Numerous approaches have been taken to hitting the BCMA antigen, but the analogy in childhood leukaemia of targeting CD19 using Amgen’s Blincyto or Novartis’s Kymriah suggested that a bispecific’s efficacy could never match that of adoptive cell therapy.

This is why the AMG 420 data are spectacular: all five subjects treated at the highest dose reported complete responses, with four going minimum residual disease-negative and four still being in remission at up to 10 months, the Myeloma 2018 conference in San Diego heard.

The patients had had four to six prior lines of therapy, and four had had two or three stem cell transplants. Bluebird’s most recent bb2121 data cut, also in a heavily pretreated cohort, showed an 81-100% objective response rate, depending on the number of CAR-T cells infused.

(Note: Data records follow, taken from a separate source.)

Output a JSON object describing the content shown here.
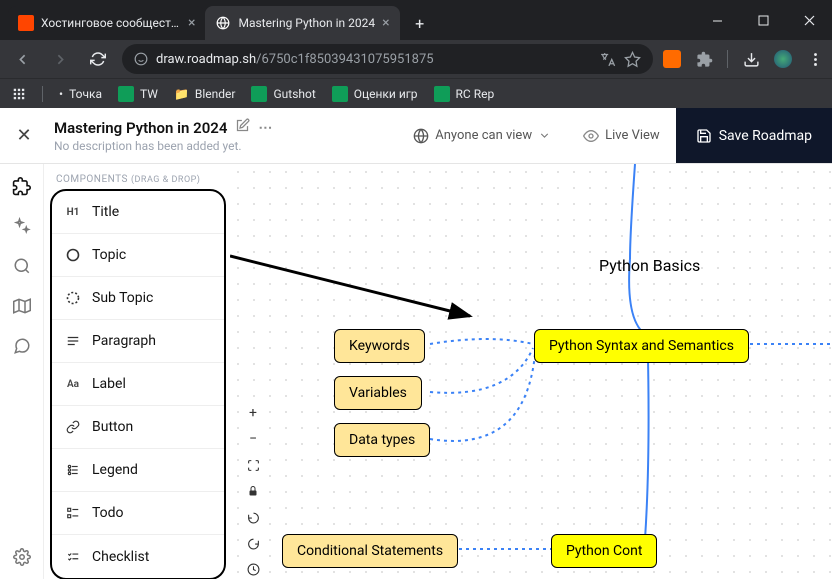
{
  "browser": {
    "tabs": [
      {
        "title": "Хостинговое сообщество «Tin",
        "active": false
      },
      {
        "title": "Mastering Python in 2024",
        "active": true
      }
    ],
    "url_host": "draw.roadmap.sh",
    "url_path": "/6750c1f85039431075951875",
    "bookmarks": [
      {
        "label": "Точка",
        "type": "bullet"
      },
      {
        "label": "TW",
        "type": "sheet"
      },
      {
        "label": "Blender",
        "type": "folder"
      },
      {
        "label": "Gutshot",
        "type": "sheet"
      },
      {
        "label": "Оценки игр",
        "type": "sheet"
      },
      {
        "label": "RC Rep",
        "type": "sheet"
      }
    ]
  },
  "header": {
    "title": "Mastering Python in 2024",
    "description": "No description has been added yet.",
    "anyone": "Anyone can view",
    "live": "Live View",
    "save": "Save Roadmap"
  },
  "sidebar": {
    "section": "COMPONENTS",
    "hint": "(DRAG & DROP)",
    "items": [
      {
        "icon": "H1",
        "label": "Title"
      },
      {
        "icon": "circle",
        "label": "Topic"
      },
      {
        "icon": "dashed-circle",
        "label": "Sub Topic"
      },
      {
        "icon": "paragraph",
        "label": "Paragraph"
      },
      {
        "icon": "Aa",
        "label": "Label"
      },
      {
        "icon": "link",
        "label": "Button"
      },
      {
        "icon": "legend",
        "label": "Legend"
      },
      {
        "icon": "todo",
        "label": "Todo"
      },
      {
        "icon": "checklist",
        "label": "Checklist"
      }
    ]
  },
  "canvas": {
    "nodes": {
      "basics": "Python Basics",
      "keywords": "Keywords",
      "variables": "Variables",
      "datatypes": "Data types",
      "syntax": "Python Syntax and Semantics",
      "conditional": "Conditional Statements",
      "control": "Python Cont"
    }
  }
}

BCMA-targeting approaches in clinical trials
Project Approach Company Trial ID
Phase III
bb2121 CAR-T Celgene/Bluebird NCT03651128
Phase II
GSK2857916 ADC Glaxosmithkline/Seattle Genetics NCT03525678
JCARH125 CAR-T Celgene (ex Juno) NCT03430011
Phase I
AMG 224 ADC Amgen NCT02561962
MEDI2228 ADC Astrazeneca NCT03489525
SEA-BCMA ADC Seattle Genetics NCT03582033
CC-93269 Bispecific MAb Celgene NCT03486067
AMG 701 Bispecific MAb Amgen NCT03287908
JNJ-7957 Bispecific MAb Johnson & Johnson/Genmab NCT03145181
PF-06863135 Bispecific MAb Pfizer NCT03269136
AMG 420 Bispecific MAb Amgen (ex Micromet/Boehringer) NCT02514239
bb21217 CAR-T Celgene/Bluebird NCT03274219
KITE-585 CAR-T Gilead (ex Kite) NCT03318861
CAR-BCMA-T cell CAR-T Carsgen Therapeutics NCT03380039
MTV273 CAR-T Novartis NCT02546167
AUTO2 CAR-T Autolus NCT03287804
JNJ-68284528 CAR-T Johnson & Johnson/Nanjing Legend NCT03548207
P-BCMA-101 CAR-T Poseida Therapeutics NCT03288493
Source: EvaluatePharma & clinicaltrials.gov.

AMG 420’s history is intriguing; like Blincyto the asset had been originated by Micromet, the biotech group acquired by Amgen for $1.6bn in 2012.

Boehringer had been Micromet’s partner on AMG 420, or BI 836909, as it was then called, but sold its remaining interest to Amgen for an undisclosed amount. With hindsight this seems strange, and presumably reflects a lukewarm attitude at the German group to either the BCMA antigen or bispecifics in general.

Boehringer told Vantage that its focus was on "treatments with breakthrough potential in lung and gastrointestinal cancers. This is why we are very satisfied that Amgen is further advancing [AMG 420]".

Though bispecifics have yet to shake up the markets, the threat they pose to cell therapy is real: owing to convenience, and presumably a lower cost, a bispecific would naturally be given before CAR-T, and a patient reporting an antigen-negative relapse on the former would logically no longer be a candidate for the latter, if the same antigen is targeted.

Further data from the AMG 420 trial are now one of the hottest tickets of December’s Ash meeting.

This article has been updated to add commentary from Boehringer.